Unfortunately, even though she had plans to marry another man, a guy who didn’t give a rat’s ass about her, Jason still wanted her for himself. And he wasn’t giving her up until he was damn good and ready to do so, and the ass**le in her life was completely out of the picture. For some reason, she was running away from what had happened between them, but he’d catch her, make her admit she wanted him and didn’t love the man she was marrying. If she had loved another man, she never would have been intimate with him at the holidays.
Maybe Hope thought Jason was only an ass**le on the surface, but she was about to find out just how big of an ass**le he could really be. When it came to Hope, he was perfectly capable of being a ruthless bastard to have her, keep her away from someone who would hurt her, and she was about to see a different side of him. So, she could end up hating him. It was better than her ending up married and miserable, tied to a bloodsucker.

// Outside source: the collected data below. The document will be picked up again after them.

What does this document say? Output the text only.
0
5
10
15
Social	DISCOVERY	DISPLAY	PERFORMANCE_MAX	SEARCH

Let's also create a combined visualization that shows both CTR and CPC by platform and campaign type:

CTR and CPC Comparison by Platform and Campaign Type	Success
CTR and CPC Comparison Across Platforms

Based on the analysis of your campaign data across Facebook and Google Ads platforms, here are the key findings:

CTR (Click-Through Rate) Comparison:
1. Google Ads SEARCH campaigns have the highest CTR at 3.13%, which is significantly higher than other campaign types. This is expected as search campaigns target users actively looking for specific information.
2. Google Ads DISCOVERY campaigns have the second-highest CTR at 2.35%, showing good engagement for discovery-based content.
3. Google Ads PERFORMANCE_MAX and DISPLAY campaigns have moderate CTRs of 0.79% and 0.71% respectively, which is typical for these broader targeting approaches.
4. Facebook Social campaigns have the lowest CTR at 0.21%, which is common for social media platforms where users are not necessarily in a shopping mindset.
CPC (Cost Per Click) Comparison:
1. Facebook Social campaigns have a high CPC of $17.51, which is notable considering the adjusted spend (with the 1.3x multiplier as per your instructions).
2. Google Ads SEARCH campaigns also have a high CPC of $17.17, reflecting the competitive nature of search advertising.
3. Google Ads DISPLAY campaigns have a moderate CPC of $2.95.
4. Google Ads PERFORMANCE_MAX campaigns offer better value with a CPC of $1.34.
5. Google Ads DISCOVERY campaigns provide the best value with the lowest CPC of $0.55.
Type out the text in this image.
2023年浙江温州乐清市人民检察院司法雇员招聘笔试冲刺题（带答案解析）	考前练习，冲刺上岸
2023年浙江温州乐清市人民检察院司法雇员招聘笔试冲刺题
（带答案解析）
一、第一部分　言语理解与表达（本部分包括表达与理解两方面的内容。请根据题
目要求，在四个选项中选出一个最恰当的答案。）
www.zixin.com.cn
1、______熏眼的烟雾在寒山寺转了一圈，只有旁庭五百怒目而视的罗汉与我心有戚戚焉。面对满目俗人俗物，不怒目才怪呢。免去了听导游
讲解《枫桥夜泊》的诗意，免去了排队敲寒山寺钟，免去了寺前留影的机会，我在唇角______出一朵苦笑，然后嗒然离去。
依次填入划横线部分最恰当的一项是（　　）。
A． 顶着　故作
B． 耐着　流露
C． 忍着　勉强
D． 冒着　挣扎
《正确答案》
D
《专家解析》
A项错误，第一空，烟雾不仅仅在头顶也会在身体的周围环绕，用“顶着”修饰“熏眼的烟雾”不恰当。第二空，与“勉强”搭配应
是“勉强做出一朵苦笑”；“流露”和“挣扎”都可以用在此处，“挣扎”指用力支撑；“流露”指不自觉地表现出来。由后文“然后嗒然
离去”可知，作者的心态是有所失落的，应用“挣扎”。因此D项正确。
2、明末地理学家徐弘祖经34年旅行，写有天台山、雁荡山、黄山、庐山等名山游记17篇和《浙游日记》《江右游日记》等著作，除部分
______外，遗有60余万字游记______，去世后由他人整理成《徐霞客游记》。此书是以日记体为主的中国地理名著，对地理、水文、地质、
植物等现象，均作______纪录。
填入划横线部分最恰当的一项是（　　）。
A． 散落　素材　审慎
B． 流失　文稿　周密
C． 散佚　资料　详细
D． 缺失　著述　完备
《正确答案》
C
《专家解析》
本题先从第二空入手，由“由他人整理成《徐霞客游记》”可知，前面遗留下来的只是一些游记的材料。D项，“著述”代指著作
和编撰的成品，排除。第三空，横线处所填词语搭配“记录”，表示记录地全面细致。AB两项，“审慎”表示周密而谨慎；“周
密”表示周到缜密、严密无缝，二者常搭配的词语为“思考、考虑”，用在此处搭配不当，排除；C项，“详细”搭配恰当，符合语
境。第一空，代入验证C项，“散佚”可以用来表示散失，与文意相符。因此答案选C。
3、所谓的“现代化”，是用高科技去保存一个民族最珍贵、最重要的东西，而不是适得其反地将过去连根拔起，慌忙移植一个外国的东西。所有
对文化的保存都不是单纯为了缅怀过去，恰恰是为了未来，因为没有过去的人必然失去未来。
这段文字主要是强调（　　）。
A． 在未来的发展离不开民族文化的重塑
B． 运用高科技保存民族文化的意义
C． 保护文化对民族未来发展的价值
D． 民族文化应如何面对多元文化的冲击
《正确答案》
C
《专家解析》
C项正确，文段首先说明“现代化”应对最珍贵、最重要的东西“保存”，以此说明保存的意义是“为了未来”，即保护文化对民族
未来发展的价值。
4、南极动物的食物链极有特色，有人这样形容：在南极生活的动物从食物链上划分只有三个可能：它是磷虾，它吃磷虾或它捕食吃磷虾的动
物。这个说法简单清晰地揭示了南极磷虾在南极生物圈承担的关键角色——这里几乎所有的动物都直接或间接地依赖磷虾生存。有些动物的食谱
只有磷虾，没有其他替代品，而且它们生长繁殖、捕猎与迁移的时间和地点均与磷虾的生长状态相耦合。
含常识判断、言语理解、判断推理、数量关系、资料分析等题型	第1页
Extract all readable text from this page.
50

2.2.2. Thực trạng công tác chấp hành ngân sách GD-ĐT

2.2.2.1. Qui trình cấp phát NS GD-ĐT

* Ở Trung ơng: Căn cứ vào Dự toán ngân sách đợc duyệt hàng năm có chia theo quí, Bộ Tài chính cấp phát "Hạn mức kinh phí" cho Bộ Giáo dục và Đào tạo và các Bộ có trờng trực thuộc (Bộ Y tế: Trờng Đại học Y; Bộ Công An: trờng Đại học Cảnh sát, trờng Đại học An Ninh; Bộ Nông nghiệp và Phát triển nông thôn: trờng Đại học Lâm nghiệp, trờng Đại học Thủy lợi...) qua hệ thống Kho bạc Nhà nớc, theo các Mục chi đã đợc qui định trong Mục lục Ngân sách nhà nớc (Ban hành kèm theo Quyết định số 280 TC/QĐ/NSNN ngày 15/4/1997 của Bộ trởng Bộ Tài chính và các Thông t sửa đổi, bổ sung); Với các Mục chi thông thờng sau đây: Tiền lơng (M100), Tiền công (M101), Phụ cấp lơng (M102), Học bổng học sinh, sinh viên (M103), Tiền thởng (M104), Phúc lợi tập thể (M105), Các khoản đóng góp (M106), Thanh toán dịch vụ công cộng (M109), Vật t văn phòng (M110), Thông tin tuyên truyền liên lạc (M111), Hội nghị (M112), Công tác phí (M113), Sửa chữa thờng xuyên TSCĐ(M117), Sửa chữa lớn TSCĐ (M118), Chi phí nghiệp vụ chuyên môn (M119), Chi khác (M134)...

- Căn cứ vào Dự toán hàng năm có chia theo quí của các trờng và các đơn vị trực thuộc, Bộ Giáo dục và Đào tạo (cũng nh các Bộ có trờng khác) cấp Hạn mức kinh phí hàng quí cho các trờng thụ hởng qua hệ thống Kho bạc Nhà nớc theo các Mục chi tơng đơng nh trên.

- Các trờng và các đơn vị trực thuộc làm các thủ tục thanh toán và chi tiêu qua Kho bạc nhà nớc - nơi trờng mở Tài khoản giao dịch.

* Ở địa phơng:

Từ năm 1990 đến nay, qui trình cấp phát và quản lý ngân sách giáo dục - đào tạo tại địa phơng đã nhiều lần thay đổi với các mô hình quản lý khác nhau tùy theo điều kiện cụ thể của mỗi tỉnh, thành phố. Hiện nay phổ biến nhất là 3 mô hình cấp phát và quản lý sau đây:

He and Tate Colter, a half-crazy, very wealthy ex-Special Forces guy, put together a plan in Rocky Springs, right after Jason found out that Hope was getting married. It was a selfish, greedy scheme that would change his life and Hope’s irrevocably. Jason didn’t think twice about implementing it with Tate’s help. His reason clouded with anger and disbelief, he plowed ahead with Tate, his only objective to separate Hope from any other man except him. Any other outcome was unacceptable, unthinkable.
Jason ignored the niggling voice that told him that ending her marriage plans wasn’t the only reason he was taking this particular strategy. Instead, he set the plan in motion, eventually slamming a barrier between himself and any of his emotions after he’d made the decision to act out Tate’s proposed solution, just like he’d always done in business. He and Hope did have unfinished business, and he was about to wrap it up—permanently and completely.